For those who are moderately bullish on the SPX index over the near- or long-term, and who require a known, limited downside risk, buying an SPX bull call spread might be an appropriate strategy to use. An SPX bull call spread requires a smaller initial cash investment than the purchase of only the long call because of the premium an investor receives by selling a higher-strike call. As a trade-off, the investor’s upside profit potential is limited. On the downside, the bull call spread buyer’s maximum loss is known in advance and is limited entirely to the total debit initially paid for the spread.
Selling vs. Exercising Expiring SPX Options
Remember that SPX options have European-style exercise and A.M settlement characteristics.
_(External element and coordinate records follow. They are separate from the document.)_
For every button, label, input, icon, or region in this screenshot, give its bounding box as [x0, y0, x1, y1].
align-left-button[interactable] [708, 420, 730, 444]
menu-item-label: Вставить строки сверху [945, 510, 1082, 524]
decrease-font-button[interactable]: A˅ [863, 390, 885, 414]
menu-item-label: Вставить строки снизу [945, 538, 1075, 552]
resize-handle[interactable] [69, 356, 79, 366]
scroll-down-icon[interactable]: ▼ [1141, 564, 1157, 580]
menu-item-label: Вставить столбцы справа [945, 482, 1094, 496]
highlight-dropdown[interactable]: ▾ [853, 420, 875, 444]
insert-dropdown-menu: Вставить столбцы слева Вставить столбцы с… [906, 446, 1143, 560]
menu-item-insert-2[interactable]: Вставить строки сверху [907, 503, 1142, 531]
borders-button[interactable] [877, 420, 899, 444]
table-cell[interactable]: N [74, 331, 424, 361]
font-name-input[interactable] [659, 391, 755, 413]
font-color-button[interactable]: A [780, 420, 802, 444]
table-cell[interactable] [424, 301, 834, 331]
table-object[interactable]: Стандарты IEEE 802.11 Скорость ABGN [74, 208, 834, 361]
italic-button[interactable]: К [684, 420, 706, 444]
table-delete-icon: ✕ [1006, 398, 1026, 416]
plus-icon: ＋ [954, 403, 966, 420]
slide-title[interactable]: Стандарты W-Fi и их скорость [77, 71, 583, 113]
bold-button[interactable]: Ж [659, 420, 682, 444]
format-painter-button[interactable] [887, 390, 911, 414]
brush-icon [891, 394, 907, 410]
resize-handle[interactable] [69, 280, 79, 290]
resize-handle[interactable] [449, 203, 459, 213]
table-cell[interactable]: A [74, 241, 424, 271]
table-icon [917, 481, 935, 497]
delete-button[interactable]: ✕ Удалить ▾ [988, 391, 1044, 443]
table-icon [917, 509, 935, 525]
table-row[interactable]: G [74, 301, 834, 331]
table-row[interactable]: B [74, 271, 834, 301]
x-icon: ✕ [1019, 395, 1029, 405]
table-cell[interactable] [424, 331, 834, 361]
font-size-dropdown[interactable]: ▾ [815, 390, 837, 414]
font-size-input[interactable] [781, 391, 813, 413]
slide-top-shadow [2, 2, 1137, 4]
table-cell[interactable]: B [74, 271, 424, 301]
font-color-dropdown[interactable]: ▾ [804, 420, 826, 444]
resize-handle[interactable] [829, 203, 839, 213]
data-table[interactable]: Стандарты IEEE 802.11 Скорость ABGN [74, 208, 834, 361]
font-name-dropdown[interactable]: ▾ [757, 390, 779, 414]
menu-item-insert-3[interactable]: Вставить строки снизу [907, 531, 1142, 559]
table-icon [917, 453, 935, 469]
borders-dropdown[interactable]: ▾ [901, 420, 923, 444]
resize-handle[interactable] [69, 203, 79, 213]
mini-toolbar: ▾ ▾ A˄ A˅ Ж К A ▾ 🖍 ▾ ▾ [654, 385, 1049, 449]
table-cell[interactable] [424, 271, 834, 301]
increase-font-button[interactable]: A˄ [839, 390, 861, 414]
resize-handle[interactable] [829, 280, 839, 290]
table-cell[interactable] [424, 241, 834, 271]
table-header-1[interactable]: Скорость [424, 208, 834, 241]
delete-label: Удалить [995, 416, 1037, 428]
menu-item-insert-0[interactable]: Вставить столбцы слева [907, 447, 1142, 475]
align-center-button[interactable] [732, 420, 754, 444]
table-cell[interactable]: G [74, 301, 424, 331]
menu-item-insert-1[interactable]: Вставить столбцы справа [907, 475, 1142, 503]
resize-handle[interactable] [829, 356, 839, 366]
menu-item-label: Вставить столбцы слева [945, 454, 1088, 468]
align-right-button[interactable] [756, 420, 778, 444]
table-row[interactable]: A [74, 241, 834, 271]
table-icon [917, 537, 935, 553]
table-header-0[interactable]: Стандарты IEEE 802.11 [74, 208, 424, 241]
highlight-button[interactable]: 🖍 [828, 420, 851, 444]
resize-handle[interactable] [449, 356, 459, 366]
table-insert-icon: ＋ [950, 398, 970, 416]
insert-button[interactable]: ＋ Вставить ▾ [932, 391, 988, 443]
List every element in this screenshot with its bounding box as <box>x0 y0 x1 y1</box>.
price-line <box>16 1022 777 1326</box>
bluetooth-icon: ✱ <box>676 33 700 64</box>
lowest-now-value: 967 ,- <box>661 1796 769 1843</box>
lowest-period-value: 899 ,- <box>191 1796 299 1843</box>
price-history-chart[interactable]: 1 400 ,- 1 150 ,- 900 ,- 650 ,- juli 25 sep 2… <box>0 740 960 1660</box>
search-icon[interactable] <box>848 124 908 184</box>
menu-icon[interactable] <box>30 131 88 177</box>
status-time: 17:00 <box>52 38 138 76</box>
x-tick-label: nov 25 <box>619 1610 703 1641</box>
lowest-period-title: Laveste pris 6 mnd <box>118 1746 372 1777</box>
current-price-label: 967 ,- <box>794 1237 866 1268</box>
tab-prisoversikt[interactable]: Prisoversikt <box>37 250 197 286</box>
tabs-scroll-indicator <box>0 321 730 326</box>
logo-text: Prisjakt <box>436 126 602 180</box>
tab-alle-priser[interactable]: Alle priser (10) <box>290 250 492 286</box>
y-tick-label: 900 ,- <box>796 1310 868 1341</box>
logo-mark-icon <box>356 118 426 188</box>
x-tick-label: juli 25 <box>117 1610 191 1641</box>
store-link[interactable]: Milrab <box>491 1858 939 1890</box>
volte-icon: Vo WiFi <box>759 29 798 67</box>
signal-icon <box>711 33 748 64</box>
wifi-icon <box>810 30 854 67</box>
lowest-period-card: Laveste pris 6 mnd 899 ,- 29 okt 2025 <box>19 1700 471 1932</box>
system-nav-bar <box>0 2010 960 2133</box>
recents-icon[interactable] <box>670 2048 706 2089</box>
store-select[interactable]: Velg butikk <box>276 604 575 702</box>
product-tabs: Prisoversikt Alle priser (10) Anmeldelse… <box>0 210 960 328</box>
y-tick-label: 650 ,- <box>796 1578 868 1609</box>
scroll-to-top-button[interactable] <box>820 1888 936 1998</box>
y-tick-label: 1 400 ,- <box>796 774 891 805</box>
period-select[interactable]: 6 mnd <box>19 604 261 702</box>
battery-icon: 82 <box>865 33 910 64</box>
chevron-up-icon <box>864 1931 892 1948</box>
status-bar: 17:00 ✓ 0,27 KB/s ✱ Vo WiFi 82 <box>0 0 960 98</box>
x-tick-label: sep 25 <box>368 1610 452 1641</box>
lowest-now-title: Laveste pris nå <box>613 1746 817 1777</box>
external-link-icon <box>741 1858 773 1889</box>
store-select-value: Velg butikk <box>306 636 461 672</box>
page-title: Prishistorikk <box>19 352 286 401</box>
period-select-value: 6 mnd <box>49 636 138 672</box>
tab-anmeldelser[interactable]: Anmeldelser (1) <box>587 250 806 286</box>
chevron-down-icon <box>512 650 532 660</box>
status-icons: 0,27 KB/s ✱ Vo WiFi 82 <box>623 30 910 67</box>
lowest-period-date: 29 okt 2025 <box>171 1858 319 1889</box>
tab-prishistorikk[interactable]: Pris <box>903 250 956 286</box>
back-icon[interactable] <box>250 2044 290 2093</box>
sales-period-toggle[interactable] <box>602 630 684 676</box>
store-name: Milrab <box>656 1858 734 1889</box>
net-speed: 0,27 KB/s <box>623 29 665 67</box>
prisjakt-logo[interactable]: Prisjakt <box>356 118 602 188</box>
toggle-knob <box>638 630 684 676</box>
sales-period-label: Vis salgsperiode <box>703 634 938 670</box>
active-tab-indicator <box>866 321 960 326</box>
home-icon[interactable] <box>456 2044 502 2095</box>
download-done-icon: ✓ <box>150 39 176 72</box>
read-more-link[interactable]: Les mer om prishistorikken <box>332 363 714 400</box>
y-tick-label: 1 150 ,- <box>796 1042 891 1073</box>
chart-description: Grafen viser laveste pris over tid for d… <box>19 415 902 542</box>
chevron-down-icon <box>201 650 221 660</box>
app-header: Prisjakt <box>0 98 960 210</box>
An investor with a long call or put position may sell that position, if it has market value, on any day up to and including the business day (usually a Thursday) preceding the day on which the exercise settlement value is calculated. However, the option contract(s) may be exercised only on the day the SPX exercise settlement value is calculated and disseminated, or the last business day (usually a Friday) before the expiration date.
In other words, an investor with an expiring long SPX call may observe current market prices during its last trading day (Thursday) and have the opportunity to sell it before the market closes. If on that day the investor considers exercising the call instead, he will be exposed to a degree of overnight market risk. This is because the cash settlement amount received upon exercise will not be known until the following morning (Friday) when the market opens (possibly up or down significantly) and the exercise settlement value is calculated. As well, an option that is in-the-money (or out-of-the-money) at the close of the last trading day may or may not be so the next morning when compared to the calculated settlement value.
Option Premium and Exercise Style
Investors may observe that European-style options trade at lower relative value than American-style options with similar contract size. This is because investors may pay more for American-style contracts in exchange for the right of early exercise (before expiration). And because European-style options may be exercised only on a given day before expiration, during their lifetime some in-the-money contracts (notably puts) may commonly be priced and trade below parity, or below their intrinsic value.